As the new town took shape, President Kruger decided to pay a visit. Arriving in February 1887, four months after it was proclaimed, he was given a cordial reception. The gold commissioner read an address of welcome from a stand erected in front of the government offices on Market Square. But even on this first occasion, there were signs of the friction that was eventually to prove fatal. To Kruger’s annoyance, he was presented with a number of petitions listing grievances. The diggers asked for a daily postal service; they wanted their own town council; their own concession-licensing court, and a reduction of customs duties and mining dues. They pointed out that they had no representation in the Volksraad to make their case heard.

Kruger responded by saying he wanted to make laws acceptable to all, but added that the Transvaal’s laws had to be obeyed. ‘I have secret agents in Johannesburg,’ he said, ‘and here, as elsewhere, there are scabby sheep among the flock who want to break the law.
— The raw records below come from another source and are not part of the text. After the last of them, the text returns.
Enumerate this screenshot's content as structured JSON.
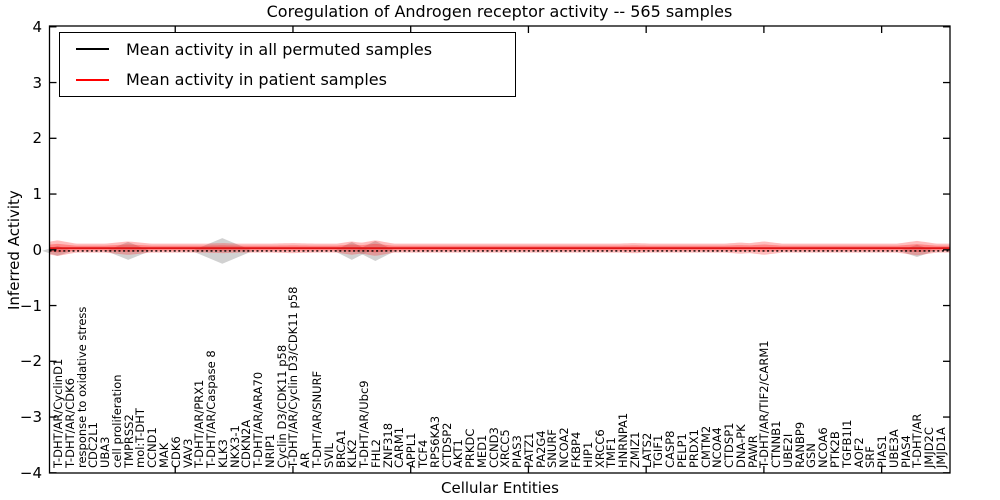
{
  "legend": {
    "position": "upper left",
    "items": [
      {
        "label": "Mean activity in all permuted samples",
        "color": "#000000",
        "line_style": "dashed"
      },
      {
        "label": "Mean activity in patient samples",
        "color": "#ff0000",
        "line_style": "solid"
      }
    ]
  },
  "chart_data": {
    "type": "line",
    "title": "Coregulation of Androgen receptor activity -- 565 samples",
    "xlabel": "Cellular Entities",
    "ylabel": "Inferred Activity",
    "ylim": [
      -4,
      4
    ],
    "yticks": [
      -4,
      -3,
      -2,
      -1,
      0,
      1,
      2,
      3,
      4
    ],
    "x_major_tick_indices": [
      10,
      20,
      30,
      40,
      50,
      60,
      70
    ],
    "grid": false,
    "legend_position": "upper left",
    "categories": [
      "T-DHT/AR/CyclinD1",
      "T-DHT/AR/CDK6",
      "response to oxidative stress",
      "CDC2L1",
      "UBA3",
      "cell proliferation",
      "TMPRSS2",
      "mol:T-DHT",
      "CCND1",
      "MAK",
      "CDK6",
      "VAV3",
      "T-DHT/AR/PRX1",
      "T-DHT/AR/Caspase 8",
      "KLK3",
      "NKX3-1",
      "CDKN2A",
      "T-DHT/AR/ARA70",
      "NRIP1",
      "Cyclin D3/CDK11 p58",
      "T-DHT/AR/Cyclin D3/CDK11 p58",
      "AR",
      "T-DHT/AR/SNURF",
      "SVIL",
      "BRCA1",
      "KLK2",
      "T-DHT/AR/Ubc9",
      "FHL2",
      "ZNF318",
      "CARM1",
      "APPL1",
      "TCF4",
      "RPS6KA3",
      "CTDSP2",
      "AKT1",
      "PRKDC",
      "MED1",
      "CCND3",
      "XRCC5",
      "PIAS3",
      "PATZ1",
      "PA2G4",
      "SNURF",
      "NCOA2",
      "FKBP4",
      "HIP1",
      "XRCC6",
      "TMF1",
      "HNRNPA1",
      "ZMIZ1",
      "LATS2",
      "TGIF1",
      "CASP8",
      "PELP1",
      "PRDX1",
      "CMTM2",
      "NCOA4",
      "CTDSP1",
      "DNA-PK",
      "PAWR",
      "T-DHT/AR/TIF2/CARM1",
      "CTNNB1",
      "UBE2I",
      "RANBP9",
      "GSN",
      "NCOA6",
      "PTK2B",
      "TGFB1I1",
      "AOF2",
      "SRF",
      "PIAS1",
      "UBE3A",
      "PIAS4",
      "T-DHT/AR",
      "JMJD2C",
      "JMJD1A"
    ],
    "series": [
      {
        "name": "Mean activity in all permuted samples",
        "color": "#000000",
        "line_style": "dashed",
        "baseline": -0.02,
        "violin_color": "#999999",
        "violins": [
          {
            "index": 0,
            "entity": "T-DHT/AR/CyclinD1",
            "max_dev": 0.09,
            "span": 1.3
          },
          {
            "index": 6,
            "entity": "TMPRSS2",
            "max_dev": 0.16,
            "span": 1.9
          },
          {
            "index": 14,
            "entity": "KLK3",
            "max_dev": 0.23,
            "span": 2.6
          },
          {
            "index": 25,
            "entity": "KLK2",
            "max_dev": 0.16,
            "span": 1.5
          },
          {
            "index": 27,
            "entity": "FHL2",
            "max_dev": 0.18,
            "span": 1.7
          },
          {
            "index": 73,
            "entity": "T-DHT/AR",
            "max_dev": 0.11,
            "span": 1.5
          }
        ]
      },
      {
        "name": "Mean activity in patient samples",
        "color": "#ff0000",
        "line_style": "solid",
        "baseline": 0.03,
        "band_half_width": 0.08,
        "violin_color": "#ff2020",
        "violins": [
          {
            "index": 0,
            "entity": "T-DHT/AR/CyclinD1",
            "max_dev": 0.14,
            "span": 1.6
          },
          {
            "index": 6,
            "entity": "TMPRSS2",
            "max_dev": 0.12,
            "span": 2.0
          },
          {
            "index": 14,
            "entity": "KLK3",
            "max_dev": 0.09,
            "span": 1.5
          },
          {
            "index": 20,
            "entity": "T-DHT/AR/Cyclin D3/CDK11 p58",
            "max_dev": 0.09,
            "span": 2.0
          },
          {
            "index": 25,
            "entity": "KLK2",
            "max_dev": 0.12,
            "span": 1.3
          },
          {
            "index": 26,
            "entity": "T-DHT/AR/Ubc9",
            "max_dev": 0.1,
            "span": 1.2
          },
          {
            "index": 27,
            "entity": "FHL2",
            "max_dev": 0.14,
            "span": 1.6
          },
          {
            "index": 49,
            "entity": "ZMIZ1",
            "max_dev": 0.09,
            "span": 1.5
          },
          {
            "index": 58,
            "entity": "DNA-PK",
            "max_dev": 0.1,
            "span": 1.4
          },
          {
            "index": 60,
            "entity": "T-DHT/AR/TIF2/CARM1",
            "max_dev": 0.12,
            "span": 1.6
          },
          {
            "index": 69,
            "entity": "SRF",
            "max_dev": 0.08,
            "span": 1.4
          },
          {
            "index": 73,
            "entity": "T-DHT/AR",
            "max_dev": 0.13,
            "span": 1.7
          }
        ]
      }
    ]
  }
}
I would like everyone, of whatever nationality, to know that if there are any disturbances I will first call on you diggers to catch the diggers, but if this fails I will call out my burghers and treat you as rebels.’

The next morning, the President was in a more conciliatory mood, saying he would look into ways of making improvements to the gold laws. In the evening, he attended a banquet in his honour at which it was arranged that Rhodes should propose the principal toast of the evening: the President’s health. Rhodes urged Kruger to regard the newcomers as friends and to extend to them - ‘young burghers like myself ’ - the same privileges enjoyed by Transvaalers. Kruger replied with a brief word of thanks. This was to have been followed by another toast proposed by J. B. Robinson, but before Robinson could begin, Kruger rose to his feet saying abruptly, ‘Myn tyd es op. Ech moet vertrek.’ - ‘My time is up. I must be off.’